Hi, I am trying to figure out how to run multiple models on a single hailo chip without context switching.
I have discovered that I could either 1. compile two network groups, each with one network, into a single hef file, or 2. compile the two networks into a single network group which happens to fit into one context and also comes out as a single hef file.
I have some questions regarding each approach, and the deployment of these hef files.
if an hef file has two network groups, and each network group is single-context, does it mean it requires context switching for inference regardless of the sizes of networks in the hef file?
does the process of activating and deactivating of each network group involve context switching?
if an hef file has two networks compiled into a single network group (which also happens to fit into a single context), to my understanding, there should be no need of constantly activate and deactivate network groups since there is only one. However, if the two networks are supposed to run at different rates, e.g. network A has to run 3 times while network B runs once, how should I configure the network vstreams? Can the vstreams run simultaneously at different rates without interfering with each other?

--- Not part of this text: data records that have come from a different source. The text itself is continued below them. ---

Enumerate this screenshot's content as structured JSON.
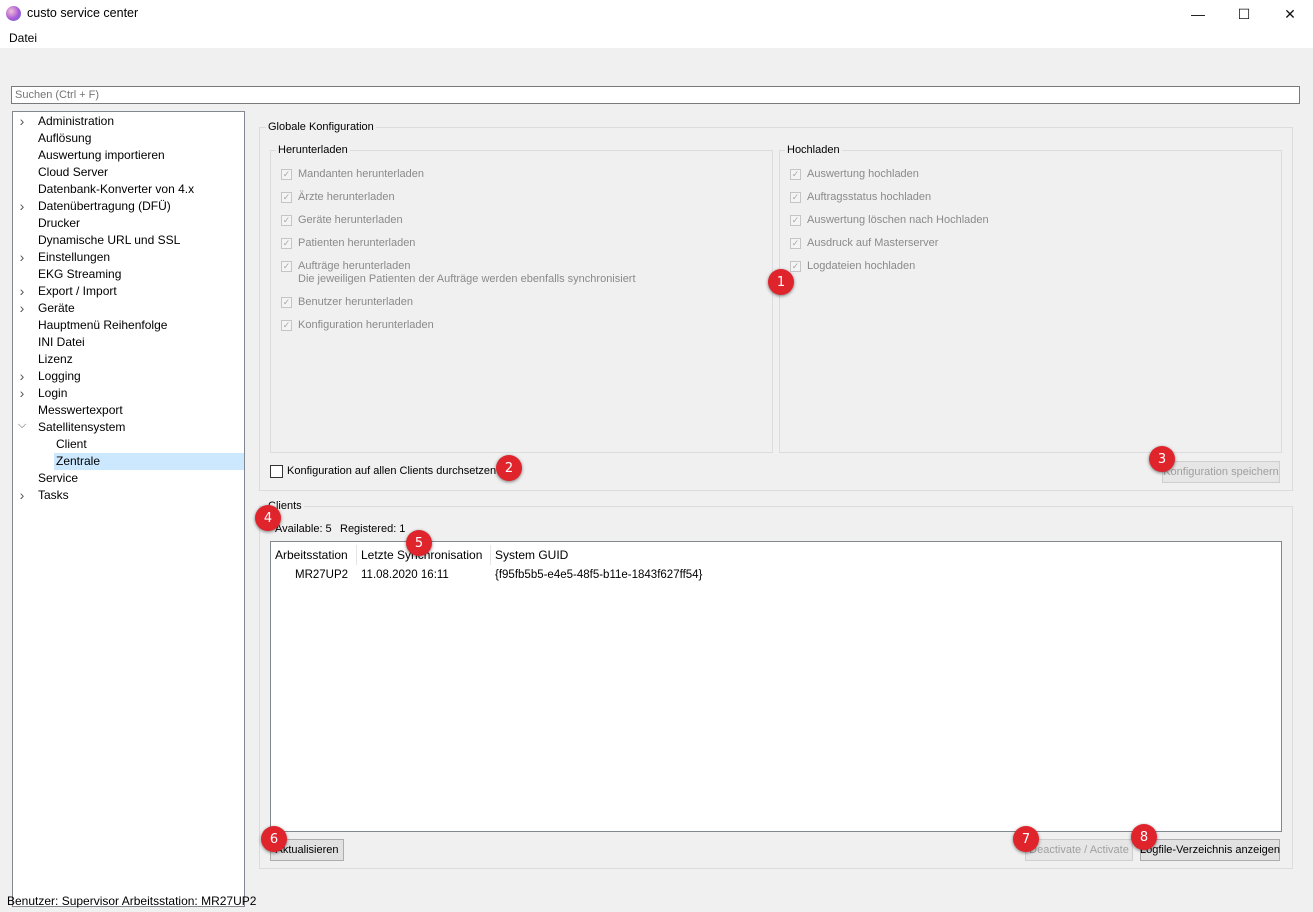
{
  "window": {
    "title": "custo service center",
    "controls": {
      "minimize": "—",
      "maximize": "☐",
      "close": "✕"
    }
  },
  "menu": {
    "items": [
      "Datei"
    ]
  },
  "search": {
    "placeholder": "Suchen (Ctrl + F)"
  },
  "tree": {
    "items": [
      {
        "label": "Administration",
        "expandable": true
      },
      {
        "label": "Auflösung",
        "expandable": false
      },
      {
        "label": "Auswertung importieren",
        "expandable": false
      },
      {
        "label": "Cloud Server",
        "expandable": false
      },
      {
        "label": "Datenbank-Konverter von 4.x",
        "expandable": false
      },
      {
        "label": "Datenübertragung (DFÜ)",
        "expandable": true
      },
      {
        "label": "Drucker",
        "expandable": false
      },
      {
        "label": "Dynamische URL und SSL",
        "expandable": false
      },
      {
        "label": "Einstellungen",
        "expandable": true
      },
      {
        "label": "EKG Streaming",
        "expandable": false
      },
      {
        "label": "Export / Import",
        "expandable": true
      },
      {
        "label": "Geräte",
        "expandable": true
      },
      {
        "label": "Hauptmenü Reihenfolge",
        "expandable": false
      },
      {
        "label": "INI Datei",
        "expandable": false
      },
      {
        "label": "Lizenz",
        "expandable": false
      },
      {
        "label": "Logging",
        "expandable": true
      },
      {
        "label": "Login",
        "expandable": true
      },
      {
        "label": "Messwertexport",
        "expandable": false
      },
      {
        "label": "Satellitensystem",
        "expandable": true,
        "expanded": true
      },
      {
        "label": "Client",
        "child": true
      },
      {
        "label": "Zentrale",
        "child": true,
        "selected": true
      },
      {
        "label": "Service",
        "expandable": false
      },
      {
        "label": "Tasks",
        "expandable": true
      }
    ]
  },
  "global_config": {
    "title": "Globale Konfiguration",
    "download": {
      "title": "Herunterladen",
      "items": [
        "Mandanten herunterladen",
        "Ärzte herunterladen",
        "Geräte herunterladen",
        "Patienten herunterladen",
        "Aufträge herunterladen",
        "Benutzer herunterladen",
        "Konfiguration herunterladen"
      ],
      "note": "Die jeweiligen Patienten der Aufträge werden ebenfalls synchronisiert"
    },
    "upload": {
      "title": "Hochladen",
      "items": [
        "Auswertung hochladen",
        "Auftragsstatus hochladen",
        "Auswertung löschen nach Hochladen",
        "Ausdruck auf Masterserver",
        "Logdateien hochladen"
      ]
    },
    "enforce_label": "Konfiguration auf allen Clients durchsetzen",
    "save_label": "Konfiguration speichern"
  },
  "clients": {
    "title": "Clients",
    "available_label": "Available: 5",
    "registered_label": "Registered: 1",
    "columns": [
      "Arbeitsstation",
      "Letzte Synchronisation",
      "System GUID"
    ],
    "rows": [
      {
        "station": "MR27UP2",
        "last_sync": "11.08.2020 16:11",
        "guid": "{f95fb5b5-e4e5-48f5-b11e-1843f627ff54}"
      }
    ],
    "refresh_label": "Aktualisieren",
    "toggle_label": "Deactivate / Activate",
    "logdir_label": "Logfile-Verzeichnis anzeigen"
  },
  "badges": [
    "1",
    "2",
    "3",
    "4",
    "5",
    "6",
    "7",
    "8"
  ],
  "status": {
    "text": "Benutzer: Supervisor Arbeitsstation: MR27UP2"
  },
  "colors": {
    "badge": "#e0242c",
    "selection": "#cce8ff"
  }
}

Compiling two networks into a single network group is not intended for simultaneous execution. Its primary purpose is for post or preprocessing of the network, followed by concatenation with the backbone of the original network. Running two networks concurrently may result in synchronization issues. I recommend compiling your networks into two separate HEF files and switching between them. Then you can use the ‘Model Scheduler’ handles switching, activation, and deactivation of HEFs automatically and efficiently. Moreover, it allows you to manage model priorities at a high level. For detailed information, please refer to the HailoRT documentation in the developer zone on our site. Additionally, you can find an example demonstrating how to use and configure the Model Scheduler in the Hailo examples; kindly check the example named ‘switch_network_groups_example.cpp.’
Thank you for your response. I have some additional questions following your suggestions.

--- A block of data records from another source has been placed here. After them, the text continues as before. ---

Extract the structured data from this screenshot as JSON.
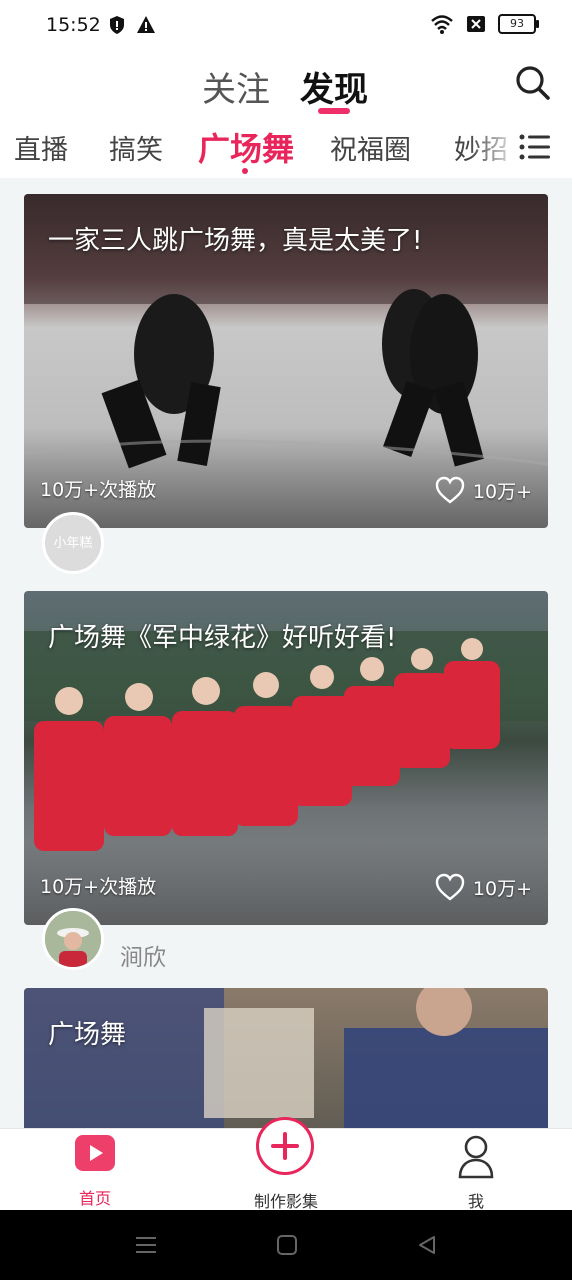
{
  "status_bar": {
    "time": "15:52",
    "battery": "93",
    "icons_left": [
      "shield-icon",
      "warning-icon"
    ],
    "icons_right": [
      "wifi-icon",
      "sim-off-icon",
      "battery-icon"
    ]
  },
  "header": {
    "tab_follow": "关注",
    "tab_discover": "发现",
    "active_tab": "发现",
    "accent_color": "#ee2f69"
  },
  "categories": {
    "items": [
      "直播",
      "搞笑",
      "广场舞",
      "祝福圈",
      "妙招"
    ],
    "active": "广场舞"
  },
  "feed": {
    "cards": [
      {
        "title": "一家三人跳广场舞，真是太美了!",
        "plays": "10万+次播放",
        "likes": "10万+",
        "avatar_text": "小年糕",
        "author": ""
      },
      {
        "title": "广场舞《军中绿花》好听好看!",
        "plays": "10万+次播放",
        "likes": "10万+",
        "author": "涧欣"
      },
      {
        "title": "广场舞"
      }
    ]
  },
  "bottom_nav": {
    "home": "首页",
    "make": "制作影集",
    "me": "我"
  }
}
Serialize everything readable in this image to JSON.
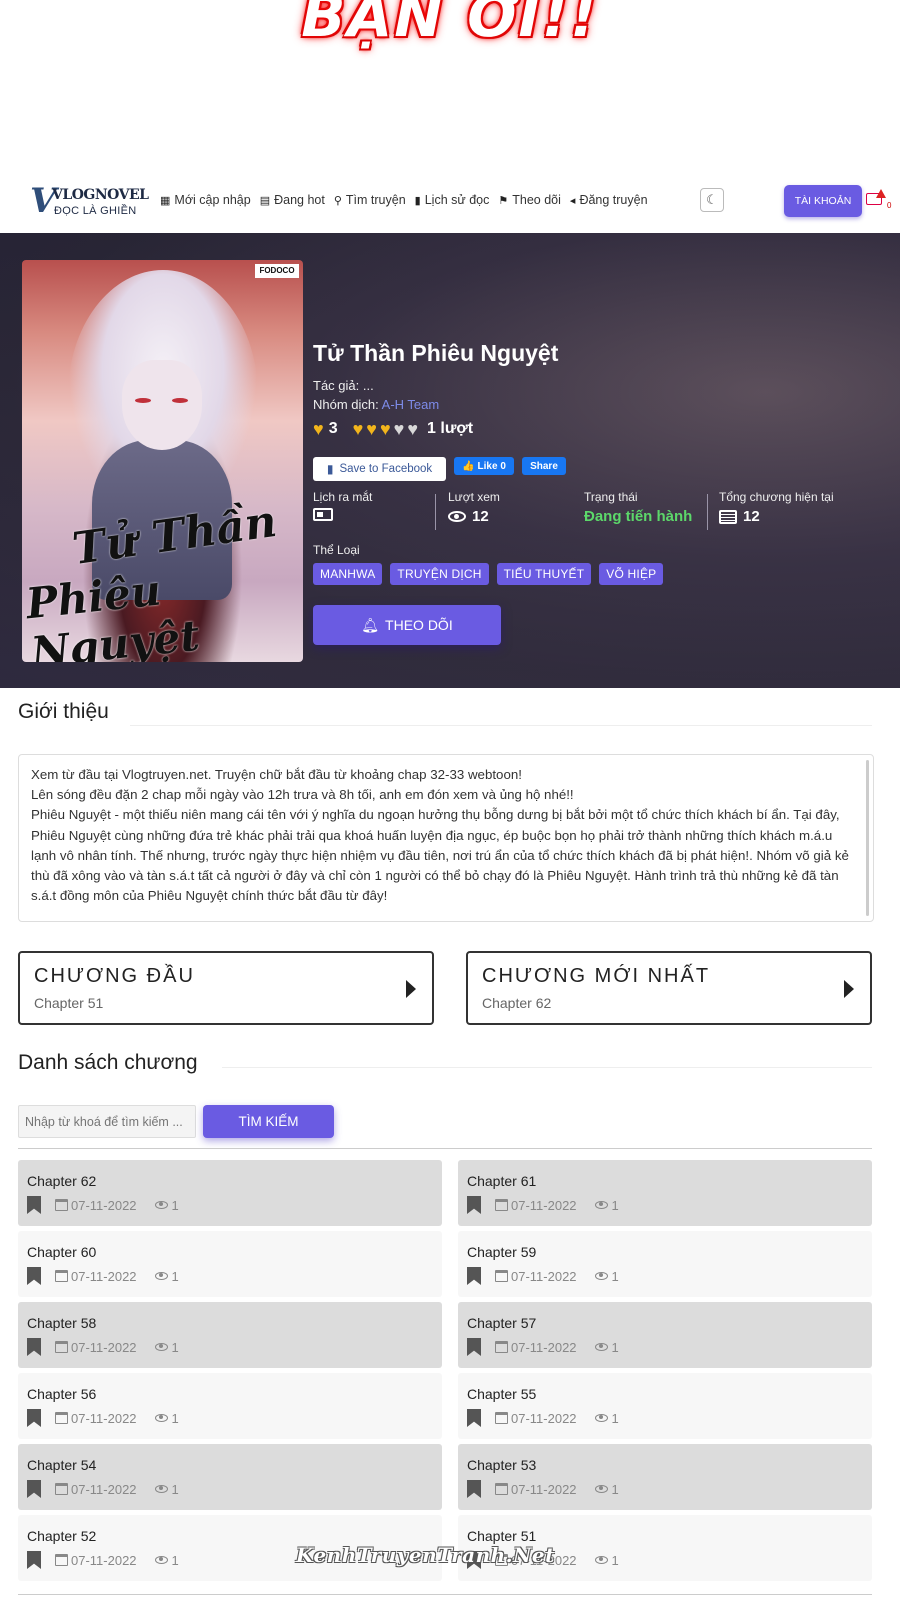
{
  "banner": {
    "text": "BẠN ƠI!!"
  },
  "logo": {
    "mark": "V",
    "name": "VLOGNOVEL",
    "tagline": "ĐỌC LÀ GHIỀN"
  },
  "nav": {
    "items": [
      {
        "icon": "grid-icon",
        "glyph": "▦",
        "label": "Mới cập nhập"
      },
      {
        "icon": "hot-list-icon",
        "glyph": "▤",
        "label": "Đang hot"
      },
      {
        "icon": "search-icon",
        "glyph": "⚲",
        "label": "Tìm truyện"
      },
      {
        "icon": "book-icon",
        "glyph": "▮",
        "label": "Lịch sử đọc"
      },
      {
        "icon": "bookmark-icon",
        "glyph": "⚑",
        "label": "Theo dõi"
      },
      {
        "icon": "megaphone-icon",
        "glyph": "◂",
        "label": "Đăng truyện"
      }
    ],
    "theme_glyph": "☾",
    "account_label": "TÀI KHOẢN",
    "notification_count": "0"
  },
  "story": {
    "cover_badge": "FODOCO",
    "cover_title_line1": "Tử Thần",
    "cover_title_line2": "Phiêu Nguyệt",
    "title": "Tử Thần Phiêu Nguyệt",
    "author_label": "Tác giả:",
    "author_value": "...",
    "group_label": "Nhóm dịch:",
    "group_value": "A-H Team",
    "rating_value": "3",
    "rating_hearts_filled": 3,
    "rating_hearts_total": 5,
    "rating_count": "1 lượt",
    "save_fb_label": "Save to Facebook",
    "like_label": "Like 0",
    "share_label": "Share",
    "stats": {
      "release_label": "Lịch ra mắt",
      "views_label": "Lượt xem",
      "views_value": "12",
      "status_label": "Trạng thái",
      "status_value": "Đang tiến hành",
      "chapters_label": "Tổng chương hiện tại",
      "chapters_value": "12"
    },
    "genre_label": "Thể Loại",
    "genres": [
      "MANHWA",
      "TRUYỆN DỊCH",
      "TIỂU THUYẾT",
      "VÕ HIỆP"
    ],
    "follow_label": "THEO DÕI"
  },
  "intro": {
    "title": "Giới thiệu",
    "lines": [
      "Xem từ đầu tại Vlogtruyen.net. Truyện chữ bắt đầu từ khoảng chap 32-33 webtoon!",
      "Lên sóng đều đặn 2 chap mỗi ngày vào 12h trưa và 8h tối, anh em đón xem và ủng hộ nhé!!",
      "Phiêu Nguyệt - một thiếu niên mang cái tên với ý nghĩa du ngoạn hưởng thụ bỗng dưng bị bắt bởi một tổ chức thích khách bí ẩn. Tại đây, Phiêu Nguyệt cùng những đứa trẻ khác phải trải qua khoá huấn luyện địa ngục, ép buộc bọn họ phải trở thành những thích khách m.á.u lạnh vô nhân tính. Thế nhưng, trước ngày thực hiện nhiệm vụ đầu tiên, nơi trú ẩn của tổ chức thích khách đã bị phát hiện!. Nhóm võ giả kẻ thù đã xông vào và tàn s.á.t tất cả người ở đây và chỉ còn 1 người có thể bỏ chạy đó là Phiêu Nguyệt. Hành trình trả thù những kẻ đã tàn s.á.t đồng môn của Phiêu Nguyệt chính thức bắt đầu từ đây!"
    ]
  },
  "first_chapter": {
    "title": "CHƯƠNG ĐẦU",
    "sub": "Chapter 51"
  },
  "latest_chapter": {
    "title": "CHƯƠNG MỚI NHẤT",
    "sub": "Chapter 62"
  },
  "chapter_list": {
    "title": "Danh sách chương",
    "search_placeholder": "Nhập từ khoá để tìm kiếm ...",
    "search_button": "TÌM KIẾM",
    "items": [
      {
        "name": "Chapter 62",
        "date": "07-11-2022",
        "views": "1"
      },
      {
        "name": "Chapter 61",
        "date": "07-11-2022",
        "views": "1"
      },
      {
        "name": "Chapter 60",
        "date": "07-11-2022",
        "views": "1"
      },
      {
        "name": "Chapter 59",
        "date": "07-11-2022",
        "views": "1"
      },
      {
        "name": "Chapter 58",
        "date": "07-11-2022",
        "views": "1"
      },
      {
        "name": "Chapter 57",
        "date": "07-11-2022",
        "views": "1"
      },
      {
        "name": "Chapter 56",
        "date": "07-11-2022",
        "views": "1"
      },
      {
        "name": "Chapter 55",
        "date": "07-11-2022",
        "views": "1"
      },
      {
        "name": "Chapter 54",
        "date": "07-11-2022",
        "views": "1"
      },
      {
        "name": "Chapter 53",
        "date": "07-11-2022",
        "views": "1"
      },
      {
        "name": "Chapter 52",
        "date": "07-11-2022",
        "views": "1"
      },
      {
        "name": "Chapter 51",
        "date": "07-11-2022",
        "views": "1"
      }
    ]
  },
  "watermark": "KenhTruyenTranh.Net",
  "colors": {
    "accent": "#6a5be2",
    "status_green": "#5cd86a",
    "heart_gold": "#f2b51c",
    "link_purple": "#7d8be8"
  }
}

If two HEF files are being switched over on a single hailo chip, does it not mean that each model’s weights will be copied over to the chip’s memory every time that model has to run? I think this would be similar to context switching?
I think it would be easier to communicate if I share my situation.

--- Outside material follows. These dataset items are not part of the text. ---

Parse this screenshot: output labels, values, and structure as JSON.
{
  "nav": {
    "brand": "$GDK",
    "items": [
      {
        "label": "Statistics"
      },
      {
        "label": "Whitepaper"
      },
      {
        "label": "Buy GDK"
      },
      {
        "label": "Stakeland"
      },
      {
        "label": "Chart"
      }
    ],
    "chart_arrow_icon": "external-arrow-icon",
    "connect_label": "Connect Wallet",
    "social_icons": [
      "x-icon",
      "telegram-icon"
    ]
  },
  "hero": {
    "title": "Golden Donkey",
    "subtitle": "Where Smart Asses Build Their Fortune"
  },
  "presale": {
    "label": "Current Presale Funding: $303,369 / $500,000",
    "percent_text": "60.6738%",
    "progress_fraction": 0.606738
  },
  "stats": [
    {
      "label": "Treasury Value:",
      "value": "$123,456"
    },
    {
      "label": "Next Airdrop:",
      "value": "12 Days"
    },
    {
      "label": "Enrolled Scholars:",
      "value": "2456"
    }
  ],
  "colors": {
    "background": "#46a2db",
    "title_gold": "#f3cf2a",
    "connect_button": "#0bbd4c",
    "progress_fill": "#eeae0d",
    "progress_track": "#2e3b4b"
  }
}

I have two independent models
I only have one hailo chip to run both models
the two model’s weights are small enough to both fit onto one context
one model could run much less frequently than the other model, i.e. model A should run most of the time, and model B should run once in a while. (Can the model scheduler handle such situation?)
Thank you for your follow-up questions. I appreciate the opportunity to clarify.
You’re correct in noting that switching between HEF files involves transferring the model’s weights to the chip’s memory each time the model runs, akin to a form of context switching. However, the Model Scheduler provides effective control over this process. For instance, you can configure it to run Model A most of the time and only switch to Model B when there are, for example, 10 frames waiting for processing in the queue. This approach minimizes the overhead of switching and ensures a controlled interval between switches.
It’s important to consider that the mapping of a network to the Hailo chip is more efficient and yields higher frames per second (fps) when there is ample free space on the chip. Loading two networks simultaneously might result in a less optimal mapping on the chip.
Additionally, when running two independent networks on the chip concurrently, there’s a risk of one network being inactive for a prolonged interval while the other is operational, potentially leading to errors.
When considering whether to use two different HEF files or a single HEF file, the decision hinges on the specifics of your models and requirements. Factors such as the number of layers, weight size, and PCI congestion play a role in determining the optimal configuration. In 99.9 percent of cases, the scheduler is adept at efficiently managing such scenarios.
It’s worth noting that context switching through the scheduler tends to be more efficient than manual switching, as it can initiate the process before the last image exits the model, enabling parallel inference and switching.